Già ti immagino, con quel tuo volto a metà tra il burbero e il canzonatorio, a guardarci da lassù mentre scuoti la testa, con quel sorriso beffardo che ti contraddistingueva: “Ahhh, e questo lo chiami articolo?”. Lo so, Ivano, lo so. Lo stai dicendo proprio ora. Ma lo sapevamo tutti che, in fondo, aspettavi di leggere l’articolo del “castellano”. Perché, dietro quel tuo modo schietto e diretto, nascondevi un cuore grande, un cuore di marito devoto, di padre premuroso e di nonno amorevole.

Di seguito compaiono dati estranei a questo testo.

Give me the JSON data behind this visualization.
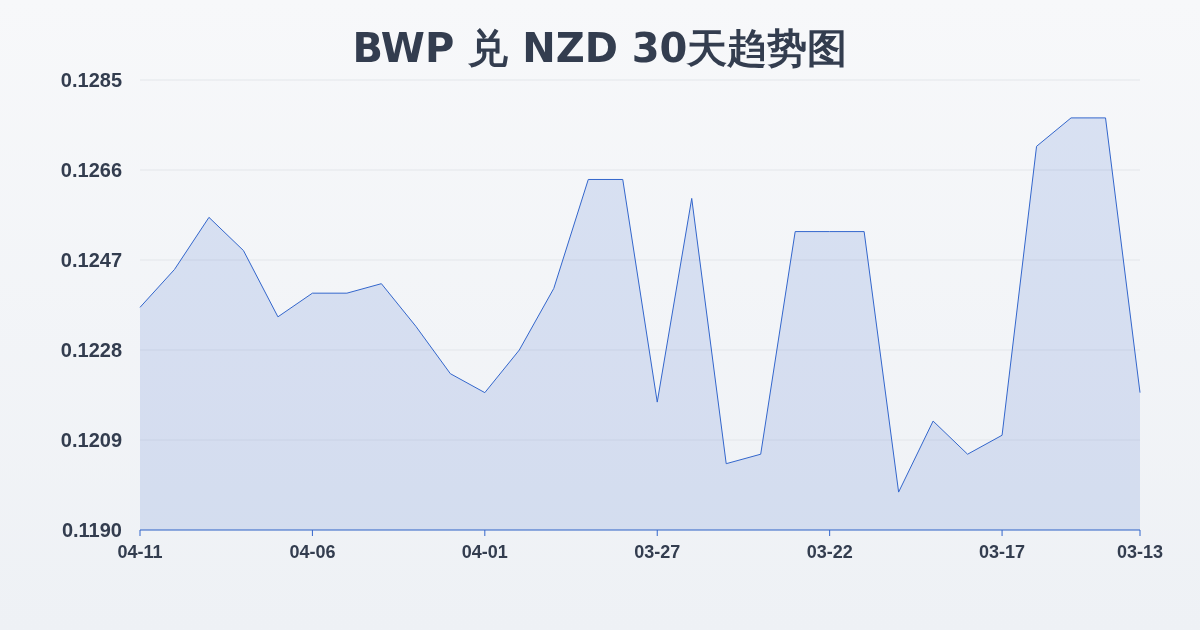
{
  "chart_data": {
    "type": "area",
    "title": "BWP 兑 NZD 30天趋势图",
    "categories": [
      "04-11",
      null,
      null,
      null,
      null,
      "04-06",
      null,
      null,
      null,
      null,
      "04-01",
      null,
      null,
      null,
      null,
      "03-27",
      null,
      null,
      null,
      null,
      "03-22",
      null,
      null,
      null,
      null,
      "03-17",
      null,
      null,
      null,
      "03-13"
    ],
    "values": [
      0.1237,
      0.1245,
      0.1256,
      0.1249,
      0.1235,
      0.124,
      0.124,
      0.1242,
      0.1233,
      0.1223,
      0.1219,
      0.1228,
      0.1241,
      0.1264,
      0.1264,
      0.1217,
      0.126,
      0.1204,
      0.1206,
      0.1253,
      0.1253,
      0.1253,
      0.1198,
      0.1213,
      0.1206,
      0.121,
      0.1271,
      0.1277,
      0.1277,
      0.1219
    ],
    "color": "#3366cc",
    "ylim": [
      0.119,
      0.1285
    ],
    "yticks": [
      {
        "value": 0.119,
        "label": "0.1190"
      },
      {
        "value": 0.1209,
        "label": "0.1209"
      },
      {
        "value": 0.1228,
        "label": "0.1228"
      },
      {
        "value": 0.1247,
        "label": "0.1247"
      },
      {
        "value": 0.1266,
        "label": "0.1266"
      },
      {
        "value": 0.1285,
        "label": "0.1285"
      }
    ],
    "grid": "y"
  }
}
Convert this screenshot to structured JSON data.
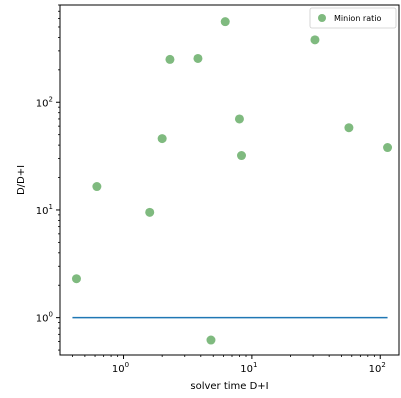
{
  "chart_data": {
    "type": "scatter",
    "xscale": "log",
    "yscale": "log",
    "xlim": [
      0.32,
      140
    ],
    "ylim": [
      0.45,
      800
    ],
    "xlabel": "solver time D+I",
    "ylabel": "D/D+I",
    "grid": false,
    "legend_position": "upper right",
    "x_ticks": [
      {
        "value": 1,
        "base": "10",
        "exp": "0"
      },
      {
        "value": 10,
        "base": "10",
        "exp": "1"
      },
      {
        "value": 100,
        "base": "10",
        "exp": "2"
      }
    ],
    "y_ticks": [
      {
        "value": 1,
        "base": "10",
        "exp": "0"
      },
      {
        "value": 10,
        "base": "10",
        "exp": "1"
      },
      {
        "value": 100,
        "base": "10",
        "exp": "2"
      }
    ],
    "series": [
      {
        "name": "Minion ratio",
        "kind": "scatter",
        "color": "#7fba7f",
        "points": [
          {
            "x": 0.43,
            "y": 2.3
          },
          {
            "x": 0.62,
            "y": 16.5
          },
          {
            "x": 1.6,
            "y": 9.5
          },
          {
            "x": 2.0,
            "y": 46
          },
          {
            "x": 2.3,
            "y": 250
          },
          {
            "x": 3.8,
            "y": 255
          },
          {
            "x": 4.8,
            "y": 0.62
          },
          {
            "x": 6.2,
            "y": 560
          },
          {
            "x": 8.0,
            "y": 70
          },
          {
            "x": 8.3,
            "y": 32
          },
          {
            "x": 31,
            "y": 380
          },
          {
            "x": 57,
            "y": 58
          },
          {
            "x": 114,
            "y": 38
          }
        ]
      },
      {
        "kind": "line",
        "color": "#1f77b4",
        "points": [
          {
            "x": 0.4,
            "y": 1
          },
          {
            "x": 114,
            "y": 1
          }
        ]
      }
    ]
  }
}
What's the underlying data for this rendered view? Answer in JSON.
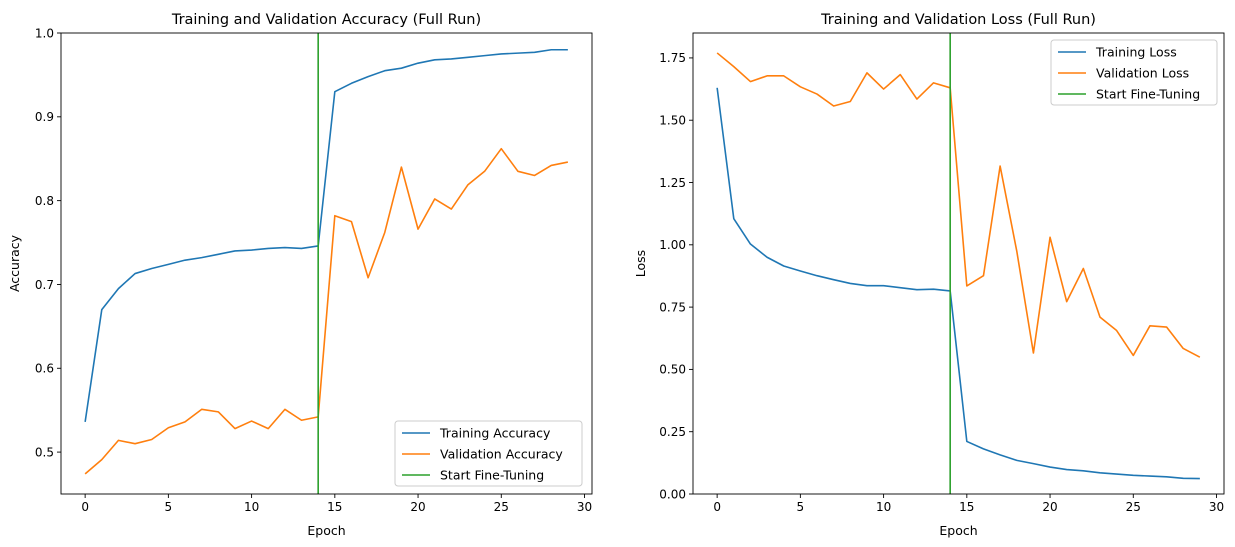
{
  "chart_data": [
    {
      "type": "line",
      "title": "Training and Validation Accuracy (Full Run)",
      "xlabel": "Epoch",
      "ylabel": "Accuracy",
      "xlim": [
        -1.45,
        30.45
      ],
      "ylim": [
        0.45,
        1.0
      ],
      "xticks": [
        0,
        5,
        10,
        15,
        20,
        25,
        30
      ],
      "yticks": [
        0.5,
        0.6,
        0.7,
        0.8,
        0.9,
        1.0
      ],
      "xtick_labels": [
        "0",
        "5",
        "10",
        "15",
        "20",
        "25",
        "30"
      ],
      "ytick_labels": [
        "0.5",
        "0.6",
        "0.7",
        "0.8",
        "0.9",
        "1.0"
      ],
      "grid": false,
      "legend_position": "lower-right",
      "x": [
        0,
        1,
        2,
        3,
        4,
        5,
        6,
        7,
        8,
        9,
        10,
        11,
        12,
        13,
        14,
        15,
        16,
        17,
        18,
        19,
        20,
        21,
        22,
        23,
        24,
        25,
        26,
        27,
        28,
        29
      ],
      "series": [
        {
          "name": "Training Accuracy",
          "color": "#1f77b4",
          "values": [
            0.536,
            0.67,
            0.695,
            0.713,
            0.719,
            0.724,
            0.729,
            0.732,
            0.736,
            0.74,
            0.741,
            0.743,
            0.744,
            0.743,
            0.746,
            0.93,
            0.94,
            0.948,
            0.955,
            0.958,
            0.964,
            0.968,
            0.969,
            0.971,
            0.973,
            0.975,
            0.976,
            0.977,
            0.98,
            0.98
          ]
        },
        {
          "name": "Validation Accuracy",
          "color": "#ff7f0e",
          "values": [
            0.474,
            0.491,
            0.514,
            0.51,
            0.515,
            0.529,
            0.536,
            0.551,
            0.548,
            0.528,
            0.537,
            0.528,
            0.551,
            0.538,
            0.542,
            0.782,
            0.775,
            0.708,
            0.762,
            0.84,
            0.766,
            0.802,
            0.79,
            0.819,
            0.835,
            0.862,
            0.835,
            0.83,
            0.842,
            0.846
          ]
        }
      ],
      "vline": {
        "name": "Start Fine-Tuning",
        "x": 14,
        "color": "#2ca02c"
      }
    },
    {
      "type": "line",
      "title": "Training and Validation Loss (Full Run)",
      "xlabel": "Epoch",
      "ylabel": "Loss",
      "xlim": [
        -1.45,
        30.45
      ],
      "ylim": [
        0.0,
        1.85
      ],
      "xticks": [
        0,
        5,
        10,
        15,
        20,
        25,
        30
      ],
      "yticks": [
        0.0,
        0.25,
        0.5,
        0.75,
        1.0,
        1.25,
        1.5,
        1.75
      ],
      "xtick_labels": [
        "0",
        "5",
        "10",
        "15",
        "20",
        "25",
        "30"
      ],
      "ytick_labels": [
        "0.00",
        "0.25",
        "0.50",
        "0.75",
        "1.00",
        "1.25",
        "1.50",
        "1.75"
      ],
      "grid": false,
      "legend_position": "upper-right",
      "x": [
        0,
        1,
        2,
        3,
        4,
        5,
        6,
        7,
        8,
        9,
        10,
        11,
        12,
        13,
        14,
        15,
        16,
        17,
        18,
        19,
        20,
        21,
        22,
        23,
        24,
        25,
        26,
        27,
        28,
        29
      ],
      "series": [
        {
          "name": "Training Loss",
          "color": "#1f77b4",
          "values": [
            1.63,
            1.105,
            1.003,
            0.95,
            0.915,
            0.895,
            0.876,
            0.86,
            0.845,
            0.836,
            0.836,
            0.828,
            0.82,
            0.822,
            0.815,
            0.211,
            0.181,
            0.157,
            0.135,
            0.122,
            0.108,
            0.098,
            0.093,
            0.085,
            0.08,
            0.075,
            0.072,
            0.069,
            0.063,
            0.062
          ]
        },
        {
          "name": "Validation Loss",
          "color": "#ff7f0e",
          "values": [
            1.77,
            1.715,
            1.655,
            1.678,
            1.678,
            1.634,
            1.605,
            1.557,
            1.575,
            1.69,
            1.625,
            1.683,
            1.585,
            1.65,
            1.63,
            0.835,
            0.876,
            1.316,
            0.975,
            0.566,
            1.03,
            0.772,
            0.905,
            0.71,
            0.656,
            0.556,
            0.675,
            0.67,
            0.584,
            0.549
          ]
        }
      ],
      "vline": {
        "name": "Start Fine-Tuning",
        "x": 14,
        "color": "#2ca02c"
      }
    }
  ]
}
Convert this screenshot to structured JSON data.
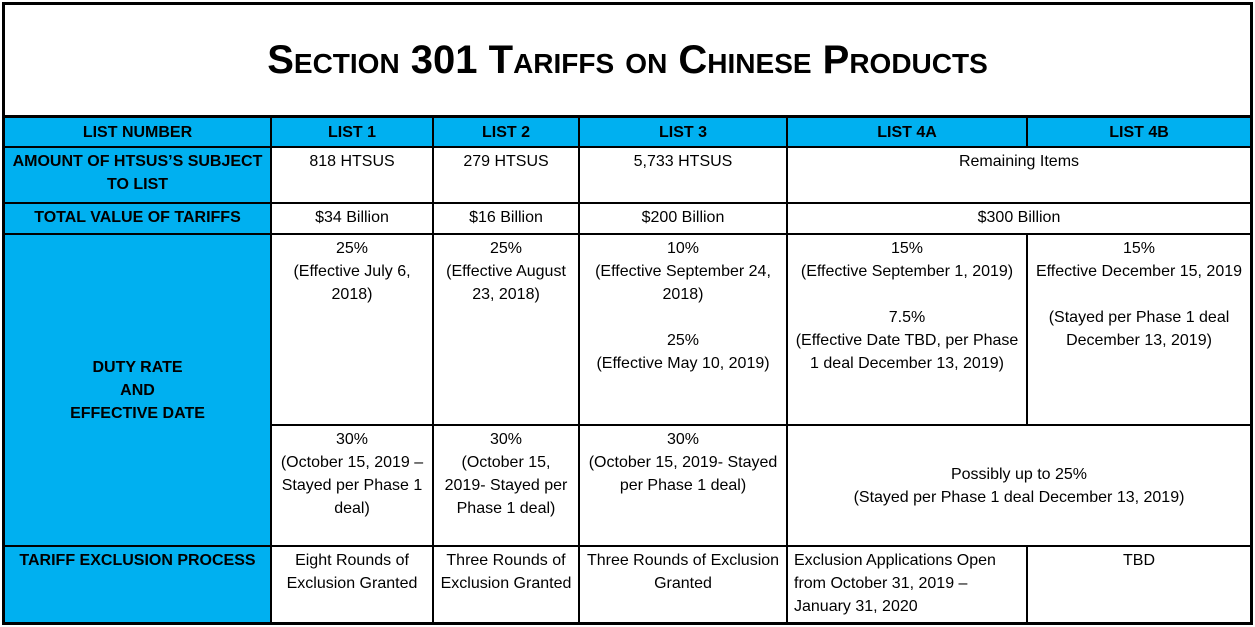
{
  "title": "Section 301 Tariffs on Chinese Products",
  "header": [
    "LIST NUMBER",
    "LIST 1",
    "LIST 2",
    "LIST 3",
    "LIST 4A",
    "LIST 4B"
  ],
  "amount": {
    "label": [
      [
        "AMOUNT OF HTSUS’S SUBJECT TO LIST"
      ]
    ],
    "list_1": [
      [
        "818 HTSUS"
      ]
    ],
    "list_2": [
      [
        "279 HTSUS"
      ]
    ],
    "list_3": [
      [
        "5,733 HTSUS"
      ]
    ],
    "list_4": [
      [
        "Remaining Items"
      ]
    ]
  },
  "value": {
    "label": [
      [
        "TOTAL VALUE OF TARIFFS"
      ]
    ],
    "list_1": [
      [
        "$34 Billion"
      ]
    ],
    "list_2": [
      [
        "$16 Billion"
      ]
    ],
    "list_3": [
      [
        "$200 Billion"
      ]
    ],
    "list_4": [
      [
        "$300 Billion"
      ]
    ]
  },
  "duty": {
    "label": [
      [
        "DUTY RATE",
        "AND",
        "EFFECTIVE DATE"
      ]
    ],
    "first": {
      "list_1": [
        [
          "25%",
          "(Effective July 6, 2018)"
        ]
      ],
      "list_2": [
        [
          "25%",
          "(Effective August 23, 2018)"
        ]
      ],
      "list_3": [
        [
          "10%",
          "(Effective September 24, 2018)"
        ],
        [
          "25%",
          "(Effective May 10, 2019)"
        ]
      ],
      "list_4a": [
        [
          "15%",
          "(Effective September 1, 2019)"
        ],
        [
          "7.5%",
          "(Effective Date TBD, per Phase 1 deal December 13, 2019)"
        ]
      ],
      "list_4b": [
        [
          "15%",
          "Effective December 15, 2019"
        ],
        [
          "(Stayed per Phase 1 deal December 13, 2019)"
        ]
      ]
    },
    "second": {
      "list_1": [
        [
          "30%",
          "(October 15, 2019 – Stayed per Phase 1 deal)"
        ]
      ],
      "list_2": [
        [
          "30%",
          "(October 15, 2019- Stayed per Phase 1 deal)"
        ]
      ],
      "list_3": [
        [
          "30%",
          "(October 15, 2019- Stayed per Phase 1 deal)"
        ]
      ],
      "list_4": [
        [
          "Possibly up to 25%",
          "(Stayed per Phase 1 deal December 13, 2019)"
        ]
      ]
    }
  },
  "exclusion": {
    "label": [
      [
        "TARIFF EXCLUSION PROCESS"
      ]
    ],
    "list_1": [
      [
        "Eight Rounds of Exclusion Granted"
      ]
    ],
    "list_2": [
      [
        "Three Rounds of Exclusion Granted"
      ]
    ],
    "list_3": [
      [
        "Three Rounds of Exclusion Granted"
      ]
    ],
    "list_4a": [
      [
        "Exclusion Applications Open from October 31, 2019 – January 31, 2020"
      ]
    ],
    "list_4b": [
      [
        "TBD"
      ]
    ]
  }
}
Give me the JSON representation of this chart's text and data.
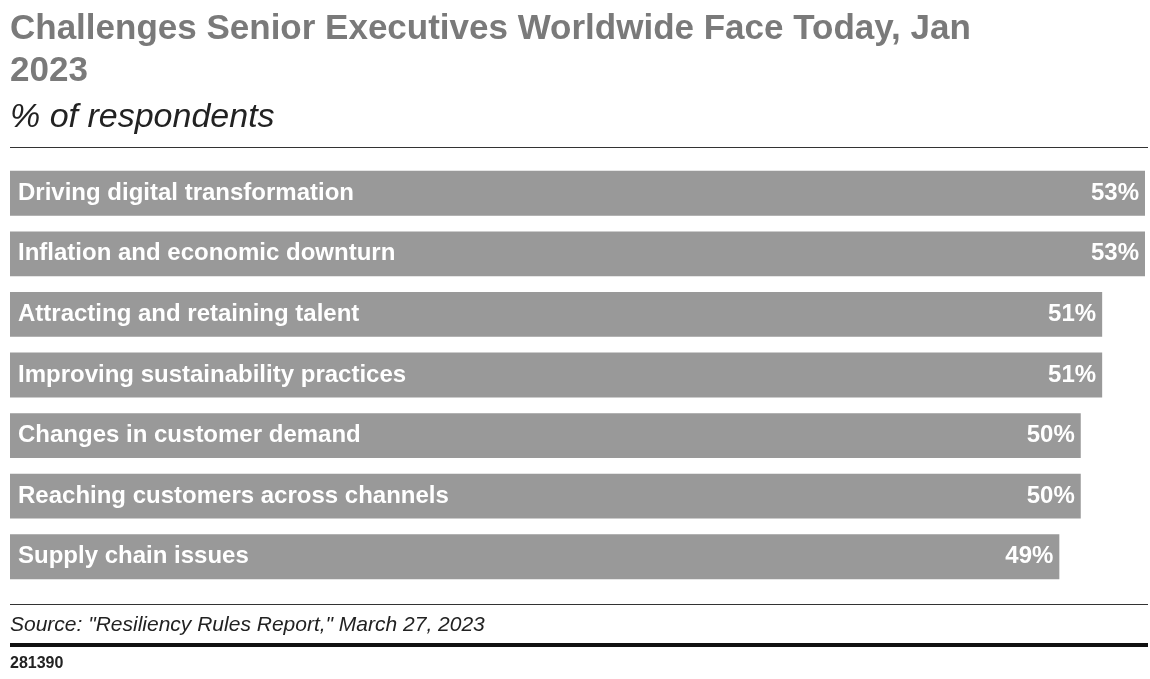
{
  "chart_data": {
    "type": "bar",
    "orientation": "horizontal",
    "title": "Challenges Senior Executives Worldwide Face Today, Jan 2023",
    "subtitle": "% of respondents",
    "categories": [
      "Driving digital transformation",
      "Inflation and economic downturn",
      "Attracting and retaining talent",
      "Improving sustainability practices",
      "Changes in customer demand",
      "Reaching customers across channels",
      "Supply chain issues"
    ],
    "values": [
      53,
      53,
      51,
      51,
      50,
      50,
      49
    ],
    "value_labels": [
      "53%",
      "53%",
      "51%",
      "51%",
      "50%",
      "50%",
      "49%"
    ],
    "color": "#999999",
    "legend": false,
    "annotations": [
      "Source: \"Resiliency Rules Report,\" March 27, 2023",
      "281390"
    ]
  }
}
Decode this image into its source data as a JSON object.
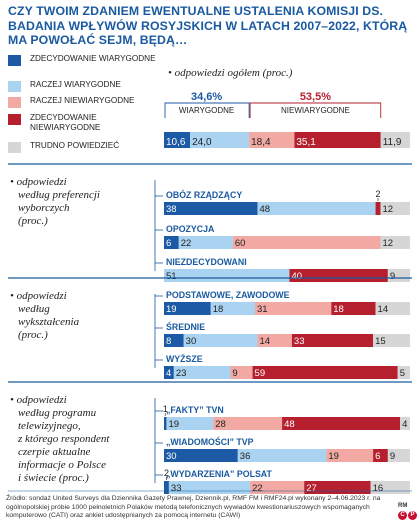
{
  "title": "CZY TWOIM ZDANIEM EWENTUALNE USTALENIA KOMISJI DS. BADANIA WPŁYWÓW ROSYJSKICH W LATACH 2007–2022, KTÓRĄ MA POWOŁAĆ SEJM, BĘDĄ…",
  "colors": {
    "zdecydowanie_wiarygodne": "#1c5aa6",
    "raczej_wiarygodne": "#a9d3f0",
    "raczej_niewiarygodne": "#f2a9a3",
    "zdecydowanie_niewiarygodne": "#b51f2e",
    "trudno_powiedziec": "#d6d6d6",
    "accent_blue": "#1a5aa0",
    "accent_red": "#c8102e",
    "divider": "#1a5aa0"
  },
  "legend": [
    {
      "label": "ZDECYDOWANIE WIARYGODNE",
      "color": "#1c5aa6"
    },
    {
      "label": "RACZEJ WIARYGODNE",
      "color": "#a9d3f0"
    },
    {
      "label": "RACZEJ NIEWIARYGODNE",
      "color": "#f2a9a3"
    },
    {
      "label": "ZDECYDOWANIE NIEWIARYGODNE",
      "color": "#b51f2e"
    },
    {
      "label": "TRUDNO POWIEDZIEĆ",
      "color": "#d6d6d6"
    }
  ],
  "chart_data": {
    "type": "bar",
    "orientation": "horizontal-stacked",
    "unit": "%",
    "overall": {
      "section_label": "odpowiedzi ogółem (proc.)",
      "wiarygodne_total": "34,6%",
      "wiarygodne_label": "WIARYGODNE",
      "niewiarygodne_total": "53,5%",
      "niewiarygodne_label": "NIEWIARYGODNE",
      "values": [
        10.6,
        24.0,
        18.4,
        35.1,
        11.9
      ],
      "labels": [
        "10,6",
        "24,0",
        "18,4",
        "35,1",
        "11,9"
      ]
    },
    "sections": [
      {
        "label": "odpowiedzi według preferencji wyborczych (proc.)",
        "groups": [
          {
            "name": "OBÓZ RZĄDZĄCY",
            "values": [
              38,
              48,
              0,
              2,
              12
            ],
            "labels": [
              "38",
              "48",
              "",
              "2",
              "12"
            ]
          },
          {
            "name": "OPOZYCJA",
            "values": [
              6,
              22,
              60,
              0,
              12
            ],
            "labels": [
              "6",
              "22",
              "60",
              "",
              "12"
            ]
          },
          {
            "name": "NIEZDECYDOWANI",
            "values": [
              0,
              51,
              0,
              40,
              9
            ],
            "labels": [
              "",
              "51",
              "",
              "40",
              "9"
            ]
          }
        ]
      },
      {
        "label": "odpowiedzi według wykształcenia (proc.)",
        "groups": [
          {
            "name": "PODSTAWOWE, ZAWODOWE",
            "values": [
              19,
              18,
              31,
              18,
              14
            ],
            "labels": [
              "19",
              "18",
              "31",
              "18",
              "14"
            ]
          },
          {
            "name": "ŚREDNIE",
            "values": [
              8,
              30,
              14,
              33,
              15
            ],
            "labels": [
              "8",
              "30",
              "14",
              "33",
              "15"
            ]
          },
          {
            "name": "WYŻSZE",
            "values": [
              4,
              23,
              9,
              59,
              5
            ],
            "labels": [
              "4",
              "23",
              "9",
              "59",
              "5"
            ]
          }
        ]
      },
      {
        "label": "odpowiedzi według programu telewizyjnego, z którego respondent czerpie aktualne informacje o Polsce i świecie (proc.)",
        "groups": [
          {
            "name": "„FAKTY” TVN",
            "values": [
              1,
              19,
              28,
              48,
              4
            ],
            "labels": [
              "1",
              "19",
              "28",
              "48",
              "4"
            ]
          },
          {
            "name": "„WIADOMOŚCI” TVP",
            "values": [
              30,
              36,
              19,
              6,
              9
            ],
            "labels": [
              "30",
              "36",
              "19",
              "6",
              "9"
            ]
          },
          {
            "name": "„WYDARZENIA” POLSAT",
            "values": [
              2,
              33,
              22,
              27,
              16
            ],
            "labels": [
              "2",
              "33",
              "22",
              "27",
              "16"
            ]
          }
        ]
      }
    ]
  },
  "source": "Źródło: sondaż United Surveys dla Dziennika Gazety Prawnej, Dziennik.pl, RMF FM i RMF24.pl wykonany 2–4.06.2023 r. na ogólnopolskiej próbie 1000 pełnoletnich Polaków metodą telefonicznych wywiadów kwestionariuszowych wspomaganych komputerowo (CATI) oraz ankiet udostępnianych za pomocą internetu (CAWI)",
  "logo": {
    "text": "RM",
    "c1": "C",
    "c2": "P"
  }
}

E sì, caro “ateletese”, ci hai fatto proprio il tuo ultimo scherzo. Quello peggiore, perché avremmo voluto averti ancora con noi, ancora per un po’. Giusto il tempo di vederti godere quella pensione tanto meritata, lontano dai cantieri della Ricci srl, magari a raccontare qualche aneddoto con quella tua posa da “asso di coppe”, mentre osservavi con maestria i lavori in Piazza Plebiscito o la posa del monumento realizzata da Cleto Munari alla rotonda del liceo.
Sei stato un vero maestro dell’arte edile, Ivano. Non uno qualunque, ma uno di quelli che lasciano il segno, proprio come lasciavano il segno le tue giocate al tavolo del tressette. Ah, quante briscole hai preso, e quante lezioni hai dato! Ma era lì, tra amici e risate, che ti concedevi quei pochi momenti di relax.
Ora però ci hai lasciati con un vuoto che nessuno potrà mai colmare. E tocca a “Mentana” – sì, proprio io – scrivere questo ricordo di te, perché i tuoi “compagni giornalisti” non hanno avuto la fortuna di conoscerti come ti ho conosciuto io. Non scriveranno niente, ma non importa, perché so che questo piccolo articolo ti farà sorridere, anche solo per criticarlo.
E allora ti immagino, Ivano, mentre varchi i bianchi cancelli di quel luogo immaginario che piace a tutti pensare sia lassù. Cammini con la tua andatura inconfondibile, sopra un tappeto di nuvole. E al tavolo verde, lì davanti a te, ti aspettano il mai dimenticato Pasqualone, il caro Ernesto e il buon Ubaldo. Si preparano a una partita eterna, e questa volta non ci sono briscole da prendere, ma solo tempo per rilassarsi.
Buon eterno riposo, caro Ivano. Siamo qui, con il cuore colmo di ricordi, a cercare conforto nel pensiero che il cielo ha guadagnato un altro maestro. Ah, Ivano, un’ultima cosa: dicono che San Pietro abbia votato per la Meloni.